Play-of-Colour — The Diffraction Phenomenon at the Heart of Precious Opal
Play-of-Colour — The Diffraction Phenomenon at the Heart of Precious Opal
How silica spheres separate white light into the spectral flashes that define gem opal
Play-of-colour is the optical phenomenon in precious opal characterised by flashes of spectral colour that shift with viewing angle, and is the single feature that separates precious opal from common opal. The cause is the diffraction of white light through a three-dimensional lattice of uniform amorphous-silica spheres of submicrometre diameter, with the lattice acting as a natural diffraction grating in three dimensions. Play-of-colour is the value driver of opal at every level of the market and is the criterion against which fine opal is graded.
The physics
Precious opal consists of nearly equal-sized spheres of amorphous silica — typically between 150 and 400 nanometres in diameter — packed in a regular three-dimensional close-packed array, with water and air filling the interstitial voids. When white light enters the stone, the spacing between adjacent layers of spheres acts as a diffraction grating: certain wavelengths are diffracted constructively in particular directions, producing a flash of pure spectral colour at the angle where the geometry resolves.

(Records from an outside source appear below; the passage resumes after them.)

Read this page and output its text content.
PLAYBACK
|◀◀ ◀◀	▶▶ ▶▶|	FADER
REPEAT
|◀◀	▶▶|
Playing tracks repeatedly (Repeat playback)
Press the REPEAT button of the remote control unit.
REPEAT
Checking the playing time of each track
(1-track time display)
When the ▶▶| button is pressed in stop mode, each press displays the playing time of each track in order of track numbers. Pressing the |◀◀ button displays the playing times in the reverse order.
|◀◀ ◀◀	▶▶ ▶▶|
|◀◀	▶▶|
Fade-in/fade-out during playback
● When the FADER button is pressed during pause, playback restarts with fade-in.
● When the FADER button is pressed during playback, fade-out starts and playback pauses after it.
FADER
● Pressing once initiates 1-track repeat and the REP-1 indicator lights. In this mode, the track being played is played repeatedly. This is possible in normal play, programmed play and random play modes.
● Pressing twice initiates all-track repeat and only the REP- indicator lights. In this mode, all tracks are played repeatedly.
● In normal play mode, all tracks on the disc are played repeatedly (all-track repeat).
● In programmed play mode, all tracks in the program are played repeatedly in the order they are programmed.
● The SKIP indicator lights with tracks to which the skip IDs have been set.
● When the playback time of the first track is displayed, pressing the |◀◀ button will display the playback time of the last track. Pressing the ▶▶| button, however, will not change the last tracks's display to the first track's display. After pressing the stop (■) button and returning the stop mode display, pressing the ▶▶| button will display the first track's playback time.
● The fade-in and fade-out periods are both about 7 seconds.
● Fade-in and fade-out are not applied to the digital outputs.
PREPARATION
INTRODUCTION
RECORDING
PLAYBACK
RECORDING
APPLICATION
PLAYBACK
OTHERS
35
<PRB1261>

The size of the silica spheres determines the wavelengths that diffract effectively. Smaller spheres in the 150 to 200 nanometre range produce blue and violet flashes; mid-range spheres around 250 to 300 nanometres produce green and yellow; larger spheres around 350 to 400 nanometres produce orange and red. Stones containing a range of sphere sizes can show the full spectral range of flashes; stones with uniform sphere size show a more restricted range of colours.
Patterns of play-of-colour
The arrangement of the diffracting domains within the stone produces characteristic patterns of play-of-colour. Harlequin, the rarest and most valuable, shows large square or polygonal patches of distinct colour packed across the face of the stone. Pinfire shows tightly packed small flashes resembling pinpoints of coloured light. Broad-flash shows large sheets of colour that change as the stone moves. Floral, ribbon, rolling-flash, and other named patterns describe particular geometries; the trade vocabulary for opal pattern is extensive and varies between Australian and Ethiopian production.

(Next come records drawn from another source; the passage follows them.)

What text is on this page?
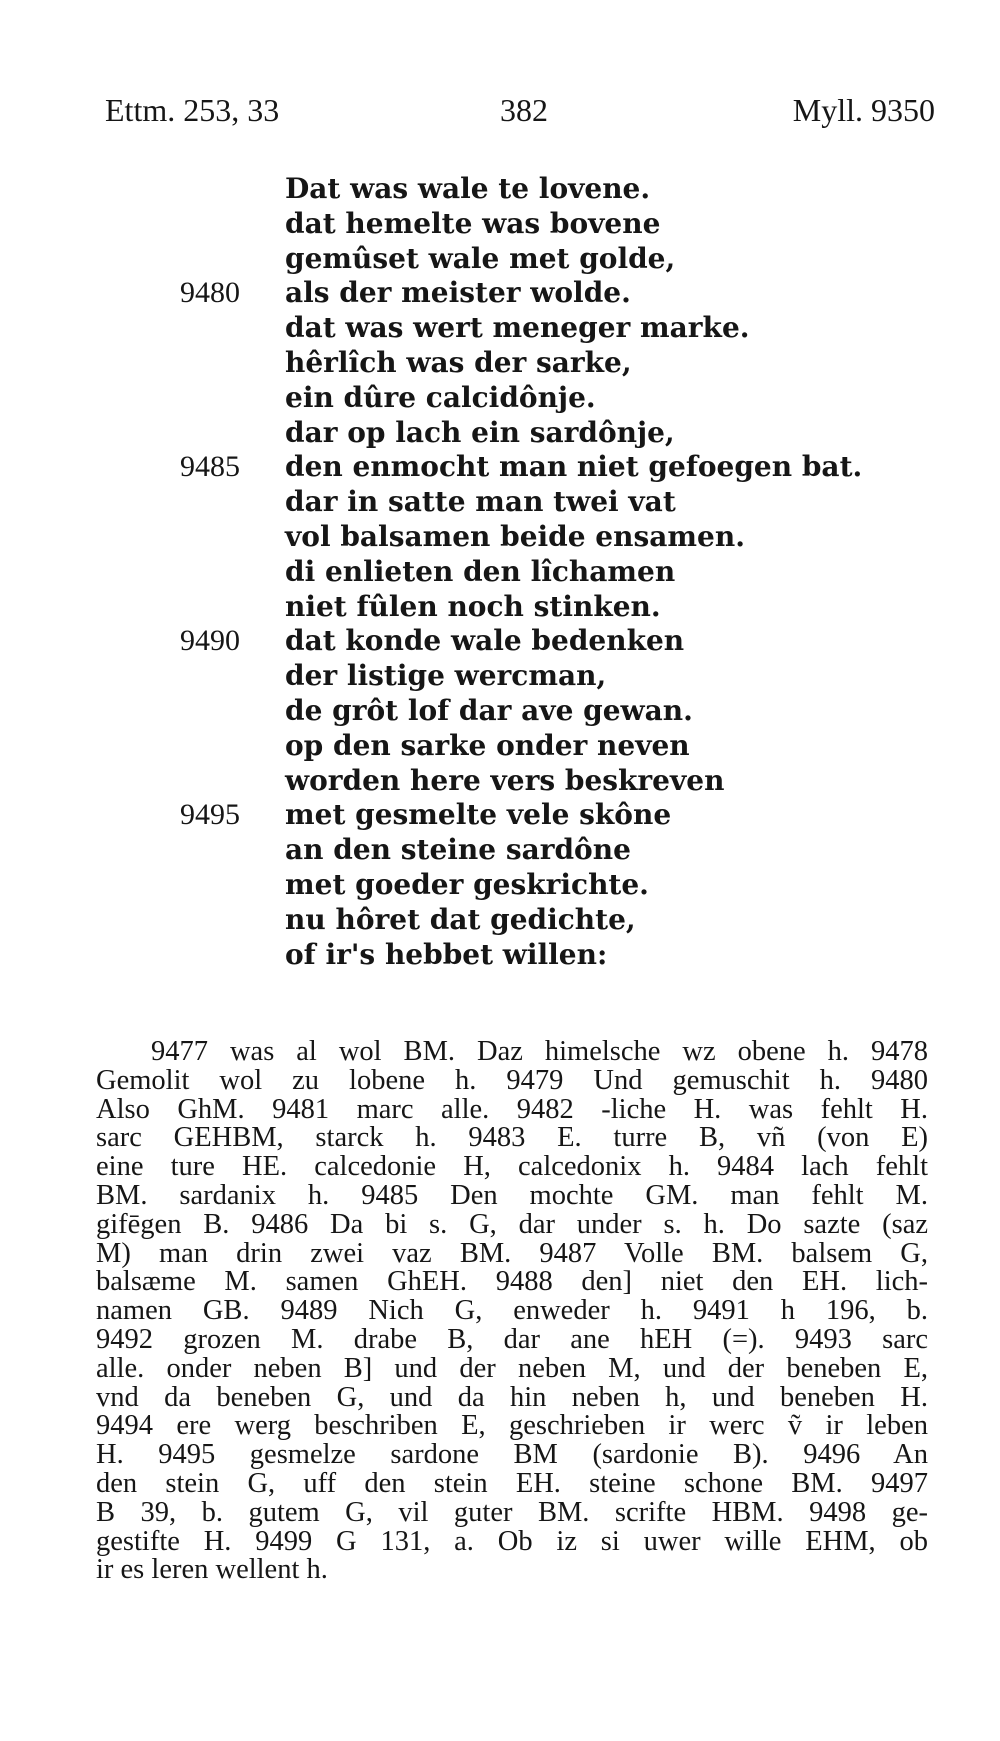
Ettm. 253, 33	382	Myll. 9350
Dat was wale te lovene.
dat hemelte was bovene
gemûset wale met golde,
9480	als der meister wolde.
dat was wert meneger marke.
hêrlîch was der sarke,
ein dûre calcidônje.
dar op lach ein sardônje,
9485	den enmocht man niet gefoegen bat.
dar in satte man twei vat
vol balsamen beide ensamen.
di enlieten den lîchamen
niet fûlen noch stinken.
9490	dat konde wale bedenken
der listige wercman,
de grôt lof dar ave gewan.
op den sarke onder neven
worden here vers beskreven
9495	met gesmelte vele skône
an den steine sardône
met goeder geskrichte.
nu hôret dat gedichte,
of ir's hebbet willen:
9477 was al wol BM. Daz himelsche wz obene h. 9478
Gemolit wol zu lobene h. 9479 Und gemuschit h. 9480
Also GhM. 9481 marc alle. 9482 -liche H. was fehlt H.
sarc GEHBM, starck h. 9483 E. turre B, vñ (von E)
eine ture HE. calcedonie H, calcedonix h. 9484 lach fehlt
BM. sardanix h. 9485 Den mochte GM. man fehlt M.
gifēgen B. 9486 Da bi s. G, dar under s. h. Do sazte (saz
M) man drin zwei vaz BM. 9487 Volle BM. balsem G,
balsæme M. samen GhEH. 9488 den] niet den EH. lich-
namen GB. 9489 Nich G, enweder h. 9491 h 196, b.
9492 grozen M. drabe B, dar ane hEH (=). 9493 sarc
alle. onder neben B] und der neben M, und der beneben E,
vnd da beneben G, und da hin neben h, und beneben H.
9494 ere werg beschriben E, geschrieben ir werc ṽ ir leben
H. 9495 gesmelze sardone BM (sardonie B). 9496 An
den stein G, uff den stein EH. steine schone BM. 9497
B 39, b. gutem G, vil guter BM. scrifte HBM. 9498 ge-
gestifte H. 9499 G 131, a. Ob iz si uwer wille EHM, ob
ir es leren wellent h.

Pattern, range of colours, brightness, and the proportion of the stone showing play-of-colour all contribute to value. Red play-of-colour is typically the most prized because it is rarest and hardest to produce in nature; blue and green are most common.
Body colour and origin
Play-of-colour is independent of body colour. Black opal from Lightning Ridge in New South Wales shows play-of-colour against a dark body that intensifies the perceived colour saturation; white opal from Coober Pedy in South Australia shows the same diffraction phenomenon against a light body, with the flashes correspondingly less dramatic; fire opal from Mexico has an orange-to-red body that may or may not exhibit play-of-colour. Crystal opal is transparent-to-translucent and allows play-of-colour to be seen against background light.
Ethiopian opal from Wollo, discovered in commercial quantities in 2008, has expanded the supply of play-of-colour material. Ethiopian opal is hydrophane — it absorbs water and changes optical character in response — which is a critical handling consideration but does not affect the fundamental play-of-colour mechanism.
In the trade
Buying opal demands attention to play-of-colour first and to body colour, transparency, and treatment second. The most valuable stones combine high brightness, broad pattern, the full spectral range, and either a black or crystal body. Treatment is a routine concern: smoke treatment, sugar-and-acid treatment, and resin impregnation all produce stones that look more saturated than the natural rough warrants and must be disclosed. Origin reports from competent laboratories address treatment status when commissioned.